Les mercenaires du foot
Des joueurs surpayés, des transferts à plusieurs centaines de millions d’euros, des clubs qui louent, vendent ou achètent des hommes, la morale au vestiaire, sous le regard bienveillant des supporters pour qui le foot est sacré
Ils avaient de l’or au bout de leurs pieds. À eux trois, Mbappe, Messi et Neymar gagnaient chaque mois 13 millions d’euros pour jouer pour le PSG. À la tête du trio, Kylian Mbappé récoltait à lui seul 6 millions par mois, soit deux mille fois plus que les 3 000 euros mensuels d’un salaire moyen en France.
À 24 ans, le gamin prodige a engrangé 128 millions d’euros pour la saison 2022-23, ce qui en fait le joueur le mieux payé au monde.
Dans le foot, c’est le prix à payer pour que le trio attire les supporters dans les stades, les fasse vibrer devant leurs écrans et déclenche l’achat des innombrables produits dérivés à leur effigie ou portant leur numéro de maillot.
Leur patron, le Qatarien Nasser Al-Khelaïfi leur a donné pour mission de porter le club parisien au sommet. Et surtout d’être les ambassadeurs du Qatar dans le monde. Champion du monde à 19 ans, à la Une du magazine Times à vingt ans, Kylian Mbappé, 4e personnalité préférée des Français, incarne le vecteur sportif idéal de la « celebrity economy », l’équivalent d’une Céline Dion dans la musique ou d’un Brad Pitt dans le cinéma.
Leur aura est telle que personne, parmi les journalistes, si prompts à dénoncer les salaires des patrons, n’ose attaquer l’extravagance de celui de Mbappé.
Dans la presse et dans l’audiovisuel, l’omerta est quasi totale. Seuls quelques rares intellectuels osent dénoncer les dérives de ce système où l’argent est devenu dictateur.
L’histoire bégaie pourtant quand, malgré la fortune déversée, les mercenaires du PSG peinent à répondre aux exigences de leur maître. La saison dernière, le PSG est éliminé dès le huitième de finale de la Ligue des Champions. Un fiasco ! Qui s’ajoute aux déceptions de l’année précédente où l’étoile du trio avait déjà pâli.

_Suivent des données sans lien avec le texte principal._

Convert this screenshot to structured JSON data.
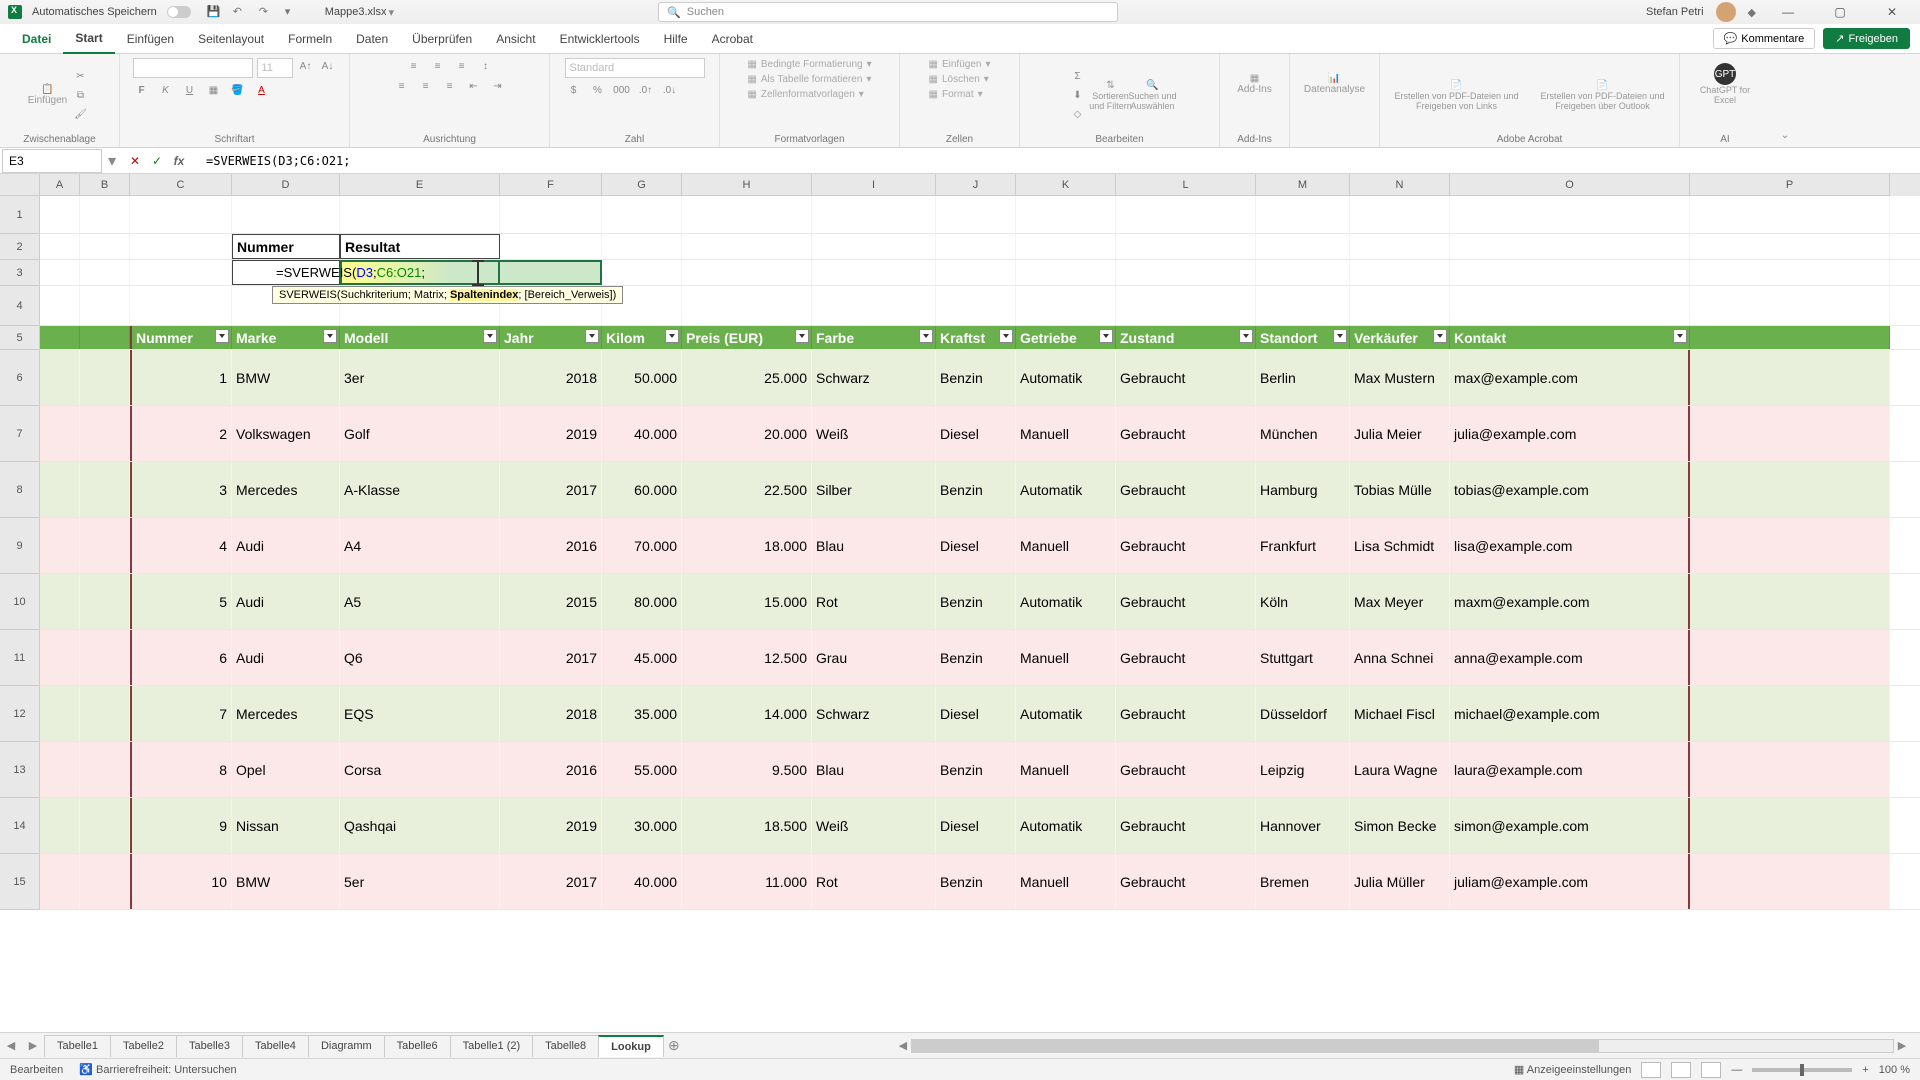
{
  "titlebar": {
    "autosave_label": "Automatisches Speichern",
    "filename": "Mappe3.xlsx",
    "search_placeholder": "Suchen",
    "username": "Stefan Petri"
  },
  "ribbon_tabs": [
    "Datei",
    "Start",
    "Einfügen",
    "Seitenlayout",
    "Formeln",
    "Daten",
    "Überprüfen",
    "Ansicht",
    "Entwicklertools",
    "Hilfe",
    "Acrobat"
  ],
  "ribbon_active_tab": "Start",
  "ribbon_right": {
    "comments": "Kommentare",
    "share": "Freigeben"
  },
  "ribbon_groups": {
    "clipboard": {
      "paste": "Einfügen",
      "label": "Zwischenablage"
    },
    "font": {
      "label": "Schriftart",
      "size": "11"
    },
    "alignment": {
      "label": "Ausrichtung"
    },
    "number": {
      "format": "Standard",
      "label": "Zahl"
    },
    "styles": {
      "cond": "Bedingte Formatierung",
      "table": "Als Tabelle formatieren",
      "cellstyles": "Zellenformatvorlagen",
      "label": "Formatvorlagen"
    },
    "cells": {
      "insert": "Einfügen",
      "delete": "Löschen",
      "format": "Format",
      "label": "Zellen"
    },
    "editing": {
      "sort": "Sortieren und Filtern",
      "find": "Suchen und Auswählen",
      "label": "Bearbeiten"
    },
    "addins": {
      "addins": "Add-Ins",
      "label": "Add-Ins"
    },
    "analysis": {
      "btn": "Datenanalyse"
    },
    "acrobat": {
      "pdf1": "Erstellen von PDF-Dateien und Freigeben von Links",
      "pdf2": "Erstellen von PDF-Dateien und Freigeben über Outlook",
      "label": "Adobe Acrobat"
    },
    "ai": {
      "btn": "ChatGPT for Excel",
      "label": "AI"
    }
  },
  "namebox": "E3",
  "formula": "=SVERWEIS(D3;C6:O21;",
  "tooltip": {
    "full": "SVERWEIS(Suchkriterium; Matrix; Spaltenindex; [Bereich_Verweis])",
    "before": "SVERWEIS(Suchkriterium; Matrix; ",
    "active": "Spaltenindex",
    "after": "; [Bereich_Verweis])"
  },
  "columns": [
    "A",
    "B",
    "C",
    "D",
    "E",
    "F",
    "G",
    "H",
    "I",
    "J",
    "K",
    "L",
    "M",
    "N",
    "O",
    "P"
  ],
  "lookup": {
    "h1": "Nummer",
    "h2": "Resultat"
  },
  "table": {
    "headers": [
      "Nummer",
      "Marke",
      "Modell",
      "Jahr",
      "Kilom",
      "Preis (EUR)",
      "Farbe",
      "Kraftst",
      "Getriebe",
      "Zustand",
      "Standort",
      "Verkäufer",
      "Kontakt"
    ],
    "rows": [
      {
        "n": "1",
        "marke": "BMW",
        "modell": "3er",
        "jahr": "2018",
        "km": "50.000",
        "preis": "25.000",
        "farbe": "Schwarz",
        "kraft": "Benzin",
        "getr": "Automatik",
        "zust": "Gebraucht",
        "ort": "Berlin",
        "verk": "Max Mustern",
        "mail": "max@example.com"
      },
      {
        "n": "2",
        "marke": "Volkswagen",
        "modell": "Golf",
        "jahr": "2019",
        "km": "40.000",
        "preis": "20.000",
        "farbe": "Weiß",
        "kraft": "Diesel",
        "getr": "Manuell",
        "zust": "Gebraucht",
        "ort": "München",
        "verk": "Julia Meier",
        "mail": "julia@example.com"
      },
      {
        "n": "3",
        "marke": "Mercedes",
        "modell": "A-Klasse",
        "jahr": "2017",
        "km": "60.000",
        "preis": "22.500",
        "farbe": "Silber",
        "kraft": "Benzin",
        "getr": "Automatik",
        "zust": "Gebraucht",
        "ort": "Hamburg",
        "verk": "Tobias Mülle",
        "mail": "tobias@example.com"
      },
      {
        "n": "4",
        "marke": "Audi",
        "modell": "A4",
        "jahr": "2016",
        "km": "70.000",
        "preis": "18.000",
        "farbe": "Blau",
        "kraft": "Diesel",
        "getr": "Manuell",
        "zust": "Gebraucht",
        "ort": "Frankfurt",
        "verk": "Lisa Schmidt",
        "mail": "lisa@example.com"
      },
      {
        "n": "5",
        "marke": "Audi",
        "modell": "A5",
        "jahr": "2015",
        "km": "80.000",
        "preis": "15.000",
        "farbe": "Rot",
        "kraft": "Benzin",
        "getr": "Automatik",
        "zust": "Gebraucht",
        "ort": "Köln",
        "verk": "Max Meyer",
        "mail": "maxm@example.com"
      },
      {
        "n": "6",
        "marke": "Audi",
        "modell": "Q6",
        "jahr": "2017",
        "km": "45.000",
        "preis": "12.500",
        "farbe": "Grau",
        "kraft": "Benzin",
        "getr": "Manuell",
        "zust": "Gebraucht",
        "ort": "Stuttgart",
        "verk": "Anna Schnei",
        "mail": "anna@example.com"
      },
      {
        "n": "7",
        "marke": "Mercedes",
        "modell": "EQS",
        "jahr": "2018",
        "km": "35.000",
        "preis": "14.000",
        "farbe": "Schwarz",
        "kraft": "Diesel",
        "getr": "Automatik",
        "zust": "Gebraucht",
        "ort": "Düsseldorf",
        "verk": "Michael Fiscl",
        "mail": "michael@example.com"
      },
      {
        "n": "8",
        "marke": "Opel",
        "modell": "Corsa",
        "jahr": "2016",
        "km": "55.000",
        "preis": "9.500",
        "farbe": "Blau",
        "kraft": "Benzin",
        "getr": "Manuell",
        "zust": "Gebraucht",
        "ort": "Leipzig",
        "verk": "Laura Wagne",
        "mail": "laura@example.com"
      },
      {
        "n": "9",
        "marke": "Nissan",
        "modell": "Qashqai",
        "jahr": "2019",
        "km": "30.000",
        "preis": "18.500",
        "farbe": "Weiß",
        "kraft": "Diesel",
        "getr": "Automatik",
        "zust": "Gebraucht",
        "ort": "Hannover",
        "verk": "Simon Becke",
        "mail": "simon@example.com"
      },
      {
        "n": "10",
        "marke": "BMW",
        "modell": "5er",
        "jahr": "2017",
        "km": "40.000",
        "preis": "11.000",
        "farbe": "Rot",
        "kraft": "Benzin",
        "getr": "Manuell",
        "zust": "Gebraucht",
        "ort": "Bremen",
        "verk": "Julia Müller",
        "mail": "juliam@example.com"
      }
    ]
  },
  "sheets": [
    "Tabelle1",
    "Tabelle2",
    "Tabelle3",
    "Tabelle4",
    "Diagramm",
    "Tabelle6",
    "Tabelle1 (2)",
    "Tabelle8",
    "Lookup"
  ],
  "sheet_active": "Lookup",
  "statusbar": {
    "mode": "Bearbeiten",
    "access": "Barrierefreiheit: Untersuchen",
    "display": "Anzeigeeinstellungen",
    "zoom": "100 %"
  }
}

Las de jeter l’argent par les fenêtres, le président qatarien s’est emporté : « nous attendons de tous les joueurs qu’ils fassent plus, beaucoup plus ! Ils doivent être à 100 %. Tout le monde devra donner le maximum. Sinon, ils devront partir. Il y aura des ventes ».
Un an plus tard, c’est la débandade. Sanctionné pour s’être rendu contre paiement en Arabie Saoudite pour faire la pub du tourisme local, Lionel Messi a pris les devants et a choisi de rejoindre l’Inter Miami en Floride dont la star David Beckam est actionnaire. Un modeste contrat de 2,5 milliards de dollars sur dix ans que le joueur argentin, prévoyant, a préférés aux 400 millions par an que lui offrait un club saoudien.

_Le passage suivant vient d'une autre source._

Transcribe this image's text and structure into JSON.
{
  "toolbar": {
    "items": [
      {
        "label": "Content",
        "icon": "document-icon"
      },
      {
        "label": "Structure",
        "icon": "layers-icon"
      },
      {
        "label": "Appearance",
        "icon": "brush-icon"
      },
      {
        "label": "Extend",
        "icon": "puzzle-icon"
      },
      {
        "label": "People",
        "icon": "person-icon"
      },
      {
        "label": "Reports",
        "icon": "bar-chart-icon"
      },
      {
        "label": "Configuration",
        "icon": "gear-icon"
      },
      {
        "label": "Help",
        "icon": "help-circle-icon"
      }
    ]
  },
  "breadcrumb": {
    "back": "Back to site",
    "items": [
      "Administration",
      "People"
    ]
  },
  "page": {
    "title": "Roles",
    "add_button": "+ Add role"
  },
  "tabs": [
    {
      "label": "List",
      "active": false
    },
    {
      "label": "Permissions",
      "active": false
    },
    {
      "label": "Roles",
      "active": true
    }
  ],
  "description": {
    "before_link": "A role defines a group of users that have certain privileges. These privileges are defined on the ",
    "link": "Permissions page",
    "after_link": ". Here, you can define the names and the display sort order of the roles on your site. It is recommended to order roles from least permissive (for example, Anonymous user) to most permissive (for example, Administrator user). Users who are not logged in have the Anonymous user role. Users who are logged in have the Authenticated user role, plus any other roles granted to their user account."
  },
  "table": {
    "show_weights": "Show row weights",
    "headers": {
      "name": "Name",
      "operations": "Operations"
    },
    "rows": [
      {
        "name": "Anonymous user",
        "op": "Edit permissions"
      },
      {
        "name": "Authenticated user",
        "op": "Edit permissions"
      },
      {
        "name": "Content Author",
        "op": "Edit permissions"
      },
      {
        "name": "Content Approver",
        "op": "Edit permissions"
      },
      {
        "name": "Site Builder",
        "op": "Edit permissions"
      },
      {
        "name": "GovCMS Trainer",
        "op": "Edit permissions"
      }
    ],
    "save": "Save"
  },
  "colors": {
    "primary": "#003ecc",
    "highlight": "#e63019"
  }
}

Le dernier du trio, fragilisé, car il enchaîne les blessures, Neymar ne se remet pas de s’être fait copieusement insulter devant chez lui par les ultras du PSG sous les cris de « Neymar, casse-toi ! » Supporter fervent du président populiste Bolsonaro lui-même battu aux élections, le brésilien en est réduit à rechercher un club suffisamment fortuné pour le racheter.
Quant à Kylian Mbappé, le voilà en guerre contre son employeur et en partance pour le Real de Madrid – là ou ailleurs…- en décidant de ne pas activer son option de prolongation d’une année supplémentaire au sein du PSG jusqu’en 2025, il s’est mis sur le marché. Lui aussi ira au plus offrant.
Voilà donc notre star du foot, modèle pour nos jeunes des banlieues, devenu une précieuse, mais simple monnaie d’échange. Espérons qu’il ne finira pas comme son aîné Karim Benzema qui vient de rejoindre le club Al-Ittihad en Arabie Saoudite.
En plus du tourisme local, le foot a pour mission là-bas de redorer une réputation internationale plombée par le non-respect du droit des femmes et des immigrés et par l’assassinat sauvage d’un journaliste opposant au régime.
À coups de pétrodollars, Ryad se livre à une razzia de joueurs vieillissants en quête d’un dernier pactole pour leur retraite, inutile de leur parler de morale ou de droits de l’homme.
Ils s’appellent Benzema, N’Golo Kanté, Edouard Mendy, Roberto Fimino, ou Kalidou Koulibaly. Ceux dont les jeunes supporters – amoureux désargentés, mais sincères du football – s’arrachent les maillots numérotés.